Настало утро, но Клейтон не торопился просыпаться. В стране снов жилось хорошо, там не было боли. Надеяться, что наяву будет то же, не приходилось. Он попробовал открыть глаза. Как ни странно, это оказалось нетрудно. Видимо, его состояние улучшалось.

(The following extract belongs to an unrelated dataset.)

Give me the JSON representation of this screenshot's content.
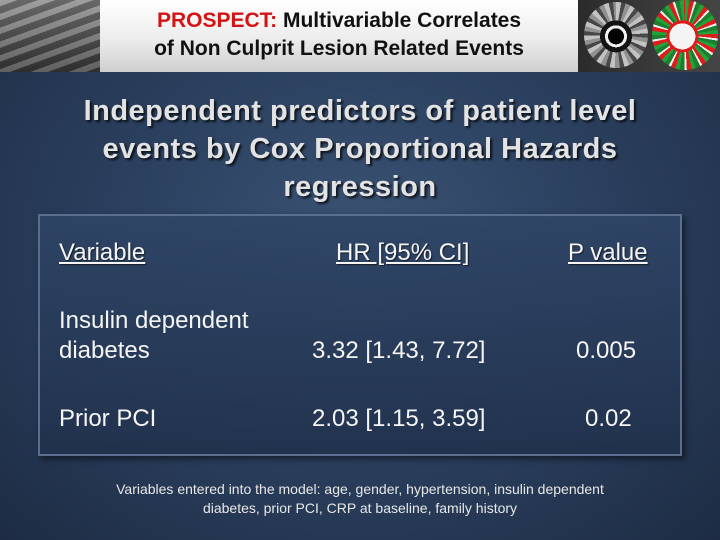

Прошло почти четыре дня, а память к нему так и не вернулась. Клейтона мучило сосущее чувство тревоги. Он что-то забыл, и это ”что-то”, к сожалению, включало в себя всю его жизнь.

Он осторожно сел. В глазах поплыло, заныли ребра, но чувства, что он при первом же движении развалится на куски, не было. Добрый знак.

Клейтон пообещал себе, что не только сядет, но и встанет. Ему надоело смотреть на мир, лежа на спине. Несмотря на потерю памяти, он знал, что не любит валяться в постели.

Если бы вспомнить, чем он занимался! Это было первое, что следовало узнать у Хоуп. А посмотреть, на кого он похож, можно и сейчас. Конечно, если удастся встать и добраться до зеркала. Он быстро сунул руку под простыню и убедился, что по-прежнему голый.

Около кровати лежали тщательно сложенные майка и пижамные брюки. Спасибо Хоуп. Значит, она думала о нем так же неотступно, как и он о ней. Забыв о разбитой губе, Слейтер слабо улыбнулся и вновь разбередил струп.

— Ч-черт!

— Ты в порядке?

Он поднял голову. На пороге стояла нахмурившаяся Хоуп, облаченная в белый халат.

— Не помню.

Она нахмурилась еще сильнее, и Клейтон рискнул улыбнуться, придерживая одной рукой ребра, а другой — разбитую губу.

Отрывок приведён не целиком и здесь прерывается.